For Europe, despite being nearly price-neutral with Asia until recently, a slight JKM-TTF positive spread led to a combined reduction in LNG supply of about 25 BCM in 2021 to now.  Had these volumes been delivered, European gas storages would now be full.  Perhaps a return to a larger share of longer-term LNG contracts could be an outcome when the current situation has calmed.


But the most striking factor is the deep problem of Nordstream 2.  Its potential gas supply into Europe of up to 60 BCM per year equals 8 modern world-scale LNG plants and could replace any annual LNG supply volume to Europe, past or present.  Therein lies the pipelines´ obvious political interest as well.

With the resumption of Nordstream 2 pipeline lay of the short remaining segment across Danish waters, and with signs of Realpolitik from Biden´s Washington, not only did market players see that Russians reduced bookings and flows via Ukraine, European players on their side also felt less need for LNG.  In fact, it appears that players did not hedge their bets in volume planning and took rapid pipeline permitting and startup ahead of winter 2021/22 for given.

They were wrong, and though the summer a clear conflict between Gazprom and EU pipeline ownership and capacity separation principles manifested itself.  Gazprom appears to have fully expected to start operations with the traditional speed of such matters, seeing the construction permit as implying permit for commercial operations.  The “truce” in the geopolitical conflict between the US and Europe was found in enforcing the EU open access model, as revised in 2017, for Nordstream 2 and a compromise on Ukraine.


As it currently stands, we face a “situation” – i.e., lack of gas – caused either by a Gazprom decision to play hardball with the EU Commission and the German regulator, or that both Gazprom and European players have severely misjudged regulatory complications and political climate.  Maybe both.  We are now seeing the results in persistent low Russian gas exports, extreme gas prices and attempts to bring additional LNG to Europe.

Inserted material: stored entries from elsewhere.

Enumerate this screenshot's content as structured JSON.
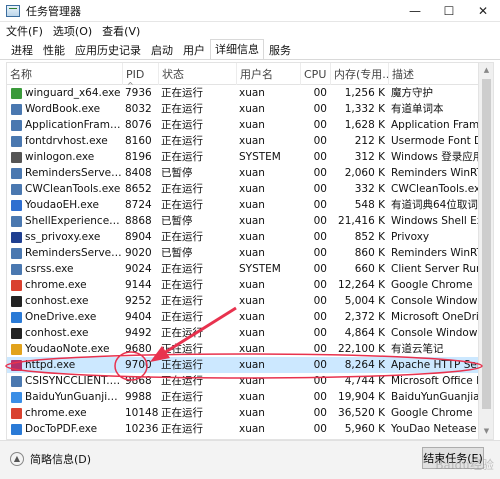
{
  "window": {
    "title": "任务管理器",
    "controls": {
      "minimize": "—",
      "maximize": "☐",
      "close": "✕"
    }
  },
  "menu": [
    "文件(F)",
    "选项(O)",
    "查看(V)"
  ],
  "tabs": [
    "进程",
    "性能",
    "应用历史记录",
    "启动",
    "用户",
    "详细信息",
    "服务"
  ],
  "active_tab": "详细信息",
  "columns": [
    "名称",
    "PID",
    "状态",
    "用户名",
    "CPU",
    "内存(专用...",
    "描述"
  ],
  "rows": [
    {
      "name": "winguard_x64.exe",
      "pid": "7936",
      "status": "正在运行",
      "user": "xuan",
      "cpu": "00",
      "mem": "1,256 K",
      "desc": "魔方守护",
      "icon": "shield-icon",
      "color": "#3a9a3a"
    },
    {
      "name": "WordBook.exe",
      "pid": "8032",
      "status": "正在运行",
      "user": "xuan",
      "cpu": "00",
      "mem": "1,332 K",
      "desc": "有道单词本",
      "icon": "window-icon",
      "color": "#4a78b0"
    },
    {
      "name": "ApplicationFrameHo...",
      "pid": "8076",
      "status": "正在运行",
      "user": "xuan",
      "cpu": "00",
      "mem": "1,628 K",
      "desc": "Application Frame...",
      "icon": "window-icon",
      "color": "#4a78b0"
    },
    {
      "name": "fontdrvhost.exe",
      "pid": "8160",
      "status": "正在运行",
      "user": "xuan",
      "cpu": "00",
      "mem": "212 K",
      "desc": "Usermode Font Dr...",
      "icon": "window-icon",
      "color": "#4a78b0"
    },
    {
      "name": "winlogon.exe",
      "pid": "8196",
      "status": "正在运行",
      "user": "SYSTEM",
      "cpu": "00",
      "mem": "312 K",
      "desc": "Windows 登录应用...",
      "icon": "gear-icon",
      "color": "#555555"
    },
    {
      "name": "RemindersServer.exe",
      "pid": "8408",
      "status": "已暂停",
      "user": "xuan",
      "cpu": "00",
      "mem": "2,060 K",
      "desc": "Reminders WinRT ...",
      "icon": "window-icon",
      "color": "#4a78b0"
    },
    {
      "name": "CWCleanTools.exe",
      "pid": "8652",
      "status": "正在运行",
      "user": "xuan",
      "cpu": "00",
      "mem": "332 K",
      "desc": "CWCleanTools.exe",
      "icon": "window-icon",
      "color": "#4a78b0"
    },
    {
      "name": "YoudaoEH.exe",
      "pid": "8724",
      "status": "正在运行",
      "user": "xuan",
      "cpu": "00",
      "mem": "548 K",
      "desc": "有道词典64位取词...",
      "icon": "youdao-icon",
      "color": "#2f6fd0"
    },
    {
      "name": "ShellExperienceHo...",
      "pid": "8868",
      "status": "已暂停",
      "user": "xuan",
      "cpu": "00",
      "mem": "21,416 K",
      "desc": "Windows Shell Ex...",
      "icon": "window-icon",
      "color": "#4a78b0"
    },
    {
      "name": "ss_privoxy.exe",
      "pid": "8904",
      "status": "正在运行",
      "user": "xuan",
      "cpu": "00",
      "mem": "852 K",
      "desc": "Privoxy",
      "icon": "privoxy-icon",
      "color": "#1f3f90"
    },
    {
      "name": "RemindersServer.e...",
      "pid": "9020",
      "status": "已暂停",
      "user": "xuan",
      "cpu": "00",
      "mem": "860 K",
      "desc": "Reminders WinRT ...",
      "icon": "window-icon",
      "color": "#4a78b0"
    },
    {
      "name": "csrss.exe",
      "pid": "9024",
      "status": "正在运行",
      "user": "SYSTEM",
      "cpu": "00",
      "mem": "660 K",
      "desc": "Client Server Runti...",
      "icon": "window-icon",
      "color": "#4a78b0"
    },
    {
      "name": "chrome.exe",
      "pid": "9144",
      "status": "正在运行",
      "user": "xuan",
      "cpu": "00",
      "mem": "12,264 K",
      "desc": "Google Chrome",
      "icon": "chrome-icon",
      "color": "#d9412f"
    },
    {
      "name": "conhost.exe",
      "pid": "9252",
      "status": "正在运行",
      "user": "xuan",
      "cpu": "00",
      "mem": "5,004 K",
      "desc": "Console Window H...",
      "icon": "console-icon",
      "color": "#222222"
    },
    {
      "name": "OneDrive.exe",
      "pid": "9404",
      "status": "正在运行",
      "user": "xuan",
      "cpu": "00",
      "mem": "2,372 K",
      "desc": "Microsoft OneDrive",
      "icon": "cloud-icon",
      "color": "#2a7ad6"
    },
    {
      "name": "conhost.exe",
      "pid": "9492",
      "status": "正在运行",
      "user": "xuan",
      "cpu": "00",
      "mem": "4,864 K",
      "desc": "Console Window H...",
      "icon": "console-icon",
      "color": "#222222"
    },
    {
      "name": "YoudaoNote.exe",
      "pid": "9680",
      "status": "正在运行",
      "user": "xuan",
      "cpu": "00",
      "mem": "22,100 K",
      "desc": "有道云笔记",
      "icon": "note-icon",
      "color": "#e2a21b"
    },
    {
      "name": "httpd.exe",
      "pid": "9700",
      "status": "正在运行",
      "user": "xuan",
      "cpu": "00",
      "mem": "8,264 K",
      "desc": "Apache HTTP Serv...",
      "icon": "feather-icon",
      "color": "#b0306a",
      "selected": true
    },
    {
      "name": "CSISYNCCLIENT.EXE",
      "pid": "9868",
      "status": "正在运行",
      "user": "xuan",
      "cpu": "00",
      "mem": "4,744 K",
      "desc": "Microsoft Office D...",
      "icon": "window-icon",
      "color": "#4a78b0"
    },
    {
      "name": "BaiduYunGuanjia.e...",
      "pid": "9988",
      "status": "正在运行",
      "user": "xuan",
      "cpu": "00",
      "mem": "19,904 K",
      "desc": "BaiduYunGuanjia",
      "icon": "baidu-cloud-icon",
      "color": "#3a8ee6"
    },
    {
      "name": "chrome.exe",
      "pid": "10148",
      "status": "正在运行",
      "user": "xuan",
      "cpu": "00",
      "mem": "36,520 K",
      "desc": "Google Chrome",
      "icon": "chrome-icon",
      "color": "#d9412f"
    },
    {
      "name": "DocToPDF.exe",
      "pid": "10236",
      "status": "正在运行",
      "user": "xuan",
      "cpu": "00",
      "mem": "5,960 K",
      "desc": "YouDao Netease",
      "icon": "pdf-icon",
      "color": "#2a7ad6"
    }
  ],
  "footer": {
    "fewer_details": "简略信息(D)",
    "end_task": "结束任务(E)"
  },
  "annotation": {
    "color": "#e8324e"
  },
  "watermark": "Baidu经验"
}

Whatever the cause, LNG production is now slowly ramping up again and projected LNG inflow to Europe is picking up.  Some short-term relief is also coming from major industrial gas feedstock users that now simply turn down production or even close plants.

Remarkably, LNG ship dayrates have been rock steady throughout this period, highlighting that global LNG output has in fact been relatively low this year.   New US LNG plants at Sabine Pass and Calcasieu are expected to enter production this fall, Russia´s smaller scale Yamal train 4 finally seems to have output, and now Portovaya finally appears ready as well.  There is even evidence of activity at Yemen´s Balhaf plant and today Equinor confirmed that they were on track for March 2022 restart of Melkøya LNG.


Major uncertainty remains, perhaps concentrated on the issue of Nordstream 2 final permitting and Gazprom´s stance.  More than normal, only winter will tell.  Between rapidly changing fundamentals and the interplay of Realpolitik and popular politics, prices can also tumble.